Can a handbag inspire a garden? Yes, ladies, it certainly can. Gucci’s famous ‘Flora’ floral motif created for Princess Grace in 1966 is behind the Sarah Eberle designed Gucci Flora Garden at this year’s Chelsea Flower Show.
The original Flora motif for Princess Grace was drawn by Milan illustrator Vittorio Accornero, commissioned by Rodolfo Gucci “to design the most beautiful floral scarf he could create”. The Flora motif became famous on scarves, handbags and shoes through the 1970s and was revived in a new range in 2005.
Sarah Eberle’s design for the Gucci Flora Garden is a curious mix of super girly flower arrangements (even the graphics are adorned with floating butterflies) and lacy steel structure around a Gucci Flora centrepiece. Very different from her Monaco Garden at Chelsea in 2011.
The garden is inspired by the floral bouquets featured on the famous scarf which represent all four seasons, and depicts a courtyard space attached to a flagship store in Western Europe.
The raised catwalk allows small scale fashion shows and displays to take place while the hanging ‘bouquets’ can be changed seasonally to correspond to the fashion house’s current portfolio. The overhead gantry is used to suspend plants, attach lighting and to support fabric. The chains used to suspend the plants are inspired by Gucci jewellery. The garden is seen as high in maintenance in much the same way as the interior displays within a Gucci store.
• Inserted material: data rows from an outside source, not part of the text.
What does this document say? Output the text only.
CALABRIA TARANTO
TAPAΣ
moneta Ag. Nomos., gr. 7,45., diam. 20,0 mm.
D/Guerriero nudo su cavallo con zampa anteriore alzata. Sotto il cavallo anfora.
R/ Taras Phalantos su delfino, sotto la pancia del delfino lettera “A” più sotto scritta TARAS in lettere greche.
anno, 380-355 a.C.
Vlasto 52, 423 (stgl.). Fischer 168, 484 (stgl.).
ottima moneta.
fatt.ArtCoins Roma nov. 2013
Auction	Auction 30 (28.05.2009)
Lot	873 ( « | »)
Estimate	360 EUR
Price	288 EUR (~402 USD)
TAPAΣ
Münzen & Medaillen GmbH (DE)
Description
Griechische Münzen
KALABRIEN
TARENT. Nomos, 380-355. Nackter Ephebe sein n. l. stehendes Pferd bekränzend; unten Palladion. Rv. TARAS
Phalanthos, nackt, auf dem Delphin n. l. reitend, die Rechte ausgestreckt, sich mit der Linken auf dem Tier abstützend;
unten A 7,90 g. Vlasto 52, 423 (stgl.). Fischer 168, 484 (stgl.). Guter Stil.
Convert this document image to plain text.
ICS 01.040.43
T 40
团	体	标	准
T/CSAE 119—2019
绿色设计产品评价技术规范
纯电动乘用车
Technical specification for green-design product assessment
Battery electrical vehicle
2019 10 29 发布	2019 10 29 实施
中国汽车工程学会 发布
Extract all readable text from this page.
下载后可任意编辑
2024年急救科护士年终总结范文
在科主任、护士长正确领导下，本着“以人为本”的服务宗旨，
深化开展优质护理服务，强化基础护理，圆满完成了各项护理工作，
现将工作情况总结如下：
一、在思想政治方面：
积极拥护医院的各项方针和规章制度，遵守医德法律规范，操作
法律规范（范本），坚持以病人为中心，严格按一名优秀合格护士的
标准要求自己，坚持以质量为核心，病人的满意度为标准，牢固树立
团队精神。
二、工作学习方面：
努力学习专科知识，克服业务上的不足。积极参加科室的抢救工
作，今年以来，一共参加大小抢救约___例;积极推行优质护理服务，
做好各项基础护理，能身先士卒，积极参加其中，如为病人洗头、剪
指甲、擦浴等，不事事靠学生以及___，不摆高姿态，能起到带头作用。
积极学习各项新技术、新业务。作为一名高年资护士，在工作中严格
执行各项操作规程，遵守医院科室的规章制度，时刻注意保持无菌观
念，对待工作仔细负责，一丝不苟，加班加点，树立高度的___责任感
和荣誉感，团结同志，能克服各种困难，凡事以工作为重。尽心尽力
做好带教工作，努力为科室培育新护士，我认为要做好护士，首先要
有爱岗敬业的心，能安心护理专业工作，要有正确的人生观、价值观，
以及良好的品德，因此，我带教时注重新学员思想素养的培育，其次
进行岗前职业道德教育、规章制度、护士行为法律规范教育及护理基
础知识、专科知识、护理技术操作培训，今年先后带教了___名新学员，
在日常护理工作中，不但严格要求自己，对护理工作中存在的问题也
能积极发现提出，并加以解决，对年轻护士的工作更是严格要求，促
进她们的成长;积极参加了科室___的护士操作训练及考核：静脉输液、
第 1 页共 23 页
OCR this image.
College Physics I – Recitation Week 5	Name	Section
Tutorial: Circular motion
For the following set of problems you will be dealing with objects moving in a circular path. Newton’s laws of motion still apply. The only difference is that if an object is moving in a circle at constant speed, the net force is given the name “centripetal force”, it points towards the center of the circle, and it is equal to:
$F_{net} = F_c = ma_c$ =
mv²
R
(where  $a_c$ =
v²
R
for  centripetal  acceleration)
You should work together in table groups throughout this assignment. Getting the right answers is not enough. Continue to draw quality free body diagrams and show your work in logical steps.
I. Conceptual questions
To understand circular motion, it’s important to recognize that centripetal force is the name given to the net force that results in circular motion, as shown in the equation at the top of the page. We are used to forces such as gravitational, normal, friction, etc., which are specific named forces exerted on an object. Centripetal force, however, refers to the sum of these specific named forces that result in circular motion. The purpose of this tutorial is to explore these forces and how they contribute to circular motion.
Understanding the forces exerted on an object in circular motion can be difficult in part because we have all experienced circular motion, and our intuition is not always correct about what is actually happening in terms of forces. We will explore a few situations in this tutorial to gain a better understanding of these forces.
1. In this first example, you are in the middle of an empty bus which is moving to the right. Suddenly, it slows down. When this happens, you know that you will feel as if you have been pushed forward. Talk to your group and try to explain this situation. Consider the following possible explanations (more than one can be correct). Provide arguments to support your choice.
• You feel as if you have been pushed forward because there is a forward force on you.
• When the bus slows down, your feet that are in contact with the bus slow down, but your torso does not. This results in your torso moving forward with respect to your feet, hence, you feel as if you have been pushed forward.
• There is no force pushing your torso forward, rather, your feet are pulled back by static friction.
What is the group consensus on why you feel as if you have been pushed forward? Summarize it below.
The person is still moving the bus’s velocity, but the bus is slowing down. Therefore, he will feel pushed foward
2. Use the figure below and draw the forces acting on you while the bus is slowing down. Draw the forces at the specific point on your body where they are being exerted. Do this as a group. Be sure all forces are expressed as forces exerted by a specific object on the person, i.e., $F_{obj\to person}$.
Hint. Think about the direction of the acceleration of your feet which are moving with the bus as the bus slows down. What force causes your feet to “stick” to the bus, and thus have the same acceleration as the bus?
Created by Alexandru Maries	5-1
Two mannequins on either side of the catwalk are reflected by mirrors, making the catwalk appear as if it floats over a carpet of flowers. The catwalk is made of white, seamless flooring, reflecting the background theme of the Flora scarf.
Conveniently for those show goers with plenty of cash to spare, the nearby Chelsea Sloane St Gucci store will have a new release of Flora motif handbags in stock.